According to Le Figaro, which reported from Jordan, Parly confirmed that “without the Americans, who carry out 90 percent of the strikes - plus their contribution in terms of intelligence, air-to-air refueling, and bombardment guidance - the mission could become quite complicated, almost impossible.”
“Without them, it may not be obvious, realistic or effective,” she conceded.
Hence, the minister reiterated, the coalition needs to “move quickly” to defeat IS.
“We must make the best use of the time between now and an effective withdrawal of the Americans to complete the work,” she explained.
Indeed, France has stated its intention to remain in regions liberated from IS as US president Donald Trump announced in December that he would withdraw troops from Syria. Many analysts fear that an early departure would create a security vacuum and undo the progress made against the jihadist group.
“To coincide the departure of the Americans, if it materializes, with the complete defeat of the jihadists would obviously be an ideal scenario. But there are many unknowns in this race against time,” Parly concluded.
On Dec. 23, President Emmanuel Macron expressed his disappointment with his American counterpart’s decision to withdraw troops from Syria.
Officials have expressed concerns that the decision may put the coalition’s partners on the ground, the Syrian Democratic Forces (SDF), in a dangerous position.
The co-leaders of the Kurdish-backed Syrian Democratic Council (SDC), the SDF’s political branch, on Dec. 21 met with advisors to the French President.
In the Netherlands, one government party has suggested it could be possible to form a ‘coalition of the willing,’ together with the UK and France, to replace US forces.
However, experts doubt Europe would take such a decision, fearing Turkey, who is opposed to Western support for the Kurdish component of the SDF, could loosen its border security and open the corridor for refugees hoping to reach the European continent.
Alternatively, the SDF has indicated it may work to strike a deal with Damascus, but so far, no agreement has been reached despite recent talks in Moscow.
On Dec. 28, the People’s Protection Units (YPG), the leading component of the SDF, called on the Syrian state to protect Manbij against a Turkish attack and to protect its borders.
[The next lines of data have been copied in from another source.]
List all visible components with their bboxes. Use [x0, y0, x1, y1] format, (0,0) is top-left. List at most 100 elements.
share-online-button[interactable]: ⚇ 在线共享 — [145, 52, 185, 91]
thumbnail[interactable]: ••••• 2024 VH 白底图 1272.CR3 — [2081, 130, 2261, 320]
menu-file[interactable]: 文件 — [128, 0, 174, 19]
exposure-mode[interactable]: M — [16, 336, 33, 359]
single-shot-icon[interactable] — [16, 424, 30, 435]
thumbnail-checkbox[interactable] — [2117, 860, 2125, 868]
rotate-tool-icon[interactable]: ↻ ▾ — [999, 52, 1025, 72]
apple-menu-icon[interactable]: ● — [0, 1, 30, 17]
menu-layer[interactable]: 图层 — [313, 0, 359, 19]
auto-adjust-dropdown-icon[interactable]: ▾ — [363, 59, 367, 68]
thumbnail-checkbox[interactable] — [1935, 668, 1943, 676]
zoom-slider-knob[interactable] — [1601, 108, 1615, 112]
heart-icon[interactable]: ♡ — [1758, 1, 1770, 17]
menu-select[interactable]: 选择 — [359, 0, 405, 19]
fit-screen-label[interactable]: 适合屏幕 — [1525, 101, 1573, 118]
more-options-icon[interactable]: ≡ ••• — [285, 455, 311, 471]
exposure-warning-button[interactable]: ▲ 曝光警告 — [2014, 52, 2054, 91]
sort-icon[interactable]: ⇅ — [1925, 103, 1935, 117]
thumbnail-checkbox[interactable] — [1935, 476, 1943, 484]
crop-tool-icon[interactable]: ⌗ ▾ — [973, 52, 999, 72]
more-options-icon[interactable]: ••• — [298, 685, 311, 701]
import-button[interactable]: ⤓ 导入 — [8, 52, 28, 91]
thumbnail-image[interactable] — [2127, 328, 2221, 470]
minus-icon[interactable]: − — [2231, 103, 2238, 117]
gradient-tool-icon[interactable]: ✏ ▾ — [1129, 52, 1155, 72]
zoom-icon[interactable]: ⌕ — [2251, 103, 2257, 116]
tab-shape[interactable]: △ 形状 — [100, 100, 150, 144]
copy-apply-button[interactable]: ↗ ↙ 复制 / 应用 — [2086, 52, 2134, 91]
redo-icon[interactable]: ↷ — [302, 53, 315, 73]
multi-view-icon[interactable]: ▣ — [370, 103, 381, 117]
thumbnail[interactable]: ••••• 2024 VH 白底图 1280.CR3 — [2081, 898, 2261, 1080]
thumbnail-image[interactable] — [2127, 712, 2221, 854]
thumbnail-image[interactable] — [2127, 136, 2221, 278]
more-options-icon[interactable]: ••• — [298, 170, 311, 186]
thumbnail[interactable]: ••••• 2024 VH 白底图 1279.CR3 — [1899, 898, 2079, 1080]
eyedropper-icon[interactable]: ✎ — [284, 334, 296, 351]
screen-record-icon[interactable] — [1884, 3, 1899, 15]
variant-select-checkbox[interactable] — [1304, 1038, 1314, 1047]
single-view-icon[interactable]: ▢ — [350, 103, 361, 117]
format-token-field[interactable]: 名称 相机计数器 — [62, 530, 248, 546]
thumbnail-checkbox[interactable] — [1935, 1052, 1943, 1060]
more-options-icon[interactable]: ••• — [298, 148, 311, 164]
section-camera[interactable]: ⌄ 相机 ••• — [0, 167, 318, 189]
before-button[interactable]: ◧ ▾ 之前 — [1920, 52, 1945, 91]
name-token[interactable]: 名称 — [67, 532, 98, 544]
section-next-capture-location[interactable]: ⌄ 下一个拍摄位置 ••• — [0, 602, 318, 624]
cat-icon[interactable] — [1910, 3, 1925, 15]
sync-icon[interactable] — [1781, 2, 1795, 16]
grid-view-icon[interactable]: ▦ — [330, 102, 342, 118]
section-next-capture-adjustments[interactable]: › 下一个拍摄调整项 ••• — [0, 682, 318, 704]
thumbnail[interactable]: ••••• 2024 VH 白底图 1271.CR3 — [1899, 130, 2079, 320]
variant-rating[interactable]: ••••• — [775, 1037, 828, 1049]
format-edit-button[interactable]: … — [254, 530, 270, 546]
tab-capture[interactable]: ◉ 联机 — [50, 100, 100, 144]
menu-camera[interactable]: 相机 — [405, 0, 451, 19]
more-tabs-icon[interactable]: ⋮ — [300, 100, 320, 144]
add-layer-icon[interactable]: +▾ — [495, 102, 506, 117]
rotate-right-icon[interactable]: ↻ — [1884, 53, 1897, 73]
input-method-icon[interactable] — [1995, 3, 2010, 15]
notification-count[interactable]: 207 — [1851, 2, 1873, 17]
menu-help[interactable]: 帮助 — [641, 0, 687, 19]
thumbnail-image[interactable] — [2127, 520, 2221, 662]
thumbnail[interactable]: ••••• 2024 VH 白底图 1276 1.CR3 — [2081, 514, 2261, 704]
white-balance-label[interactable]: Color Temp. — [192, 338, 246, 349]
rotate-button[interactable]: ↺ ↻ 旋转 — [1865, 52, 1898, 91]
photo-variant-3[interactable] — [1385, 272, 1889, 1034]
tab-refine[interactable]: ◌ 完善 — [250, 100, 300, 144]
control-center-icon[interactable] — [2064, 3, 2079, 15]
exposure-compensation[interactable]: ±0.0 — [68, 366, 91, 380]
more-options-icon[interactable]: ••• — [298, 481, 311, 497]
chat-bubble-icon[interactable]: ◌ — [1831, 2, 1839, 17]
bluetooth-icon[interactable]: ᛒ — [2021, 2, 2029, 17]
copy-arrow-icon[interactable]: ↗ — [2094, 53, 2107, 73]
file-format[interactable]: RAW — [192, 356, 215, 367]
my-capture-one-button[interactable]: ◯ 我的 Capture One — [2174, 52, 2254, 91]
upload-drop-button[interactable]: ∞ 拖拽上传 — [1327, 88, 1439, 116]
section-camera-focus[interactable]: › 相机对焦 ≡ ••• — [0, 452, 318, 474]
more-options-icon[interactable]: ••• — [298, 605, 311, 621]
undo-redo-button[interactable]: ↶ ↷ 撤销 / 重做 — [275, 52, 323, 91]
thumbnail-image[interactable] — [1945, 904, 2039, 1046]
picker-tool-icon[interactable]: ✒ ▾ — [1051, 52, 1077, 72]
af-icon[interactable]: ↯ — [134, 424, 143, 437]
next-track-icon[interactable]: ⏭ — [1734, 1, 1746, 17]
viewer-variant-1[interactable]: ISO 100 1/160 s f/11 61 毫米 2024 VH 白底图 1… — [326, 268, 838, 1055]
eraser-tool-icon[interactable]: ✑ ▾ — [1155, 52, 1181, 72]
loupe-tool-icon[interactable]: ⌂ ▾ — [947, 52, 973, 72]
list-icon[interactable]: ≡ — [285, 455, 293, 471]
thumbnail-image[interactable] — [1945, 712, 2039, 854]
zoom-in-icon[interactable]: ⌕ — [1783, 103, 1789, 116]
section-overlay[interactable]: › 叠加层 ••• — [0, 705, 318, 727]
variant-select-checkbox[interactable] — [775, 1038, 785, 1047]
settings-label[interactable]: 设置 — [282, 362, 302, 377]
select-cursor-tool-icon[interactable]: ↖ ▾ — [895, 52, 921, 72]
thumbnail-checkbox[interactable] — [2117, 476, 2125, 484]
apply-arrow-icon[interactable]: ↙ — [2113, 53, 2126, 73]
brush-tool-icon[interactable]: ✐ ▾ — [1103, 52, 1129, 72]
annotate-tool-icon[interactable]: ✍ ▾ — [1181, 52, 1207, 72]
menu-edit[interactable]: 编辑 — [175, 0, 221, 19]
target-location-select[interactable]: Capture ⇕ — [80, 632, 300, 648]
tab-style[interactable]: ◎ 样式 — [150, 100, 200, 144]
An attack on the Kurdish-administered regions, many fear, could affect the fight against IS, as was experienced last year when Turkey led an incursion into Afrin, redirecting the YPG’s efforts away from the Euphrates frontline.
The YPG’s spokesperson, Nouri Mahmoud, told Kurdistan 24 on Monday that coalition countries would not be opposed to an agreement between the Syrian government and the SDF.
“If any agreement happens with the Syrian state, I don’t think it would be objected by any force, including any member of the coalition, even if the US leaves,” he argued.
As of now, no coalition troop has left the northeast of Syria, Mahmoud affirmed, nor has any deal with Damascus been made.
“But if it happens, any deployment of the Syrian state army will be according to international law. The Syrian state has the right to defend its land and people.”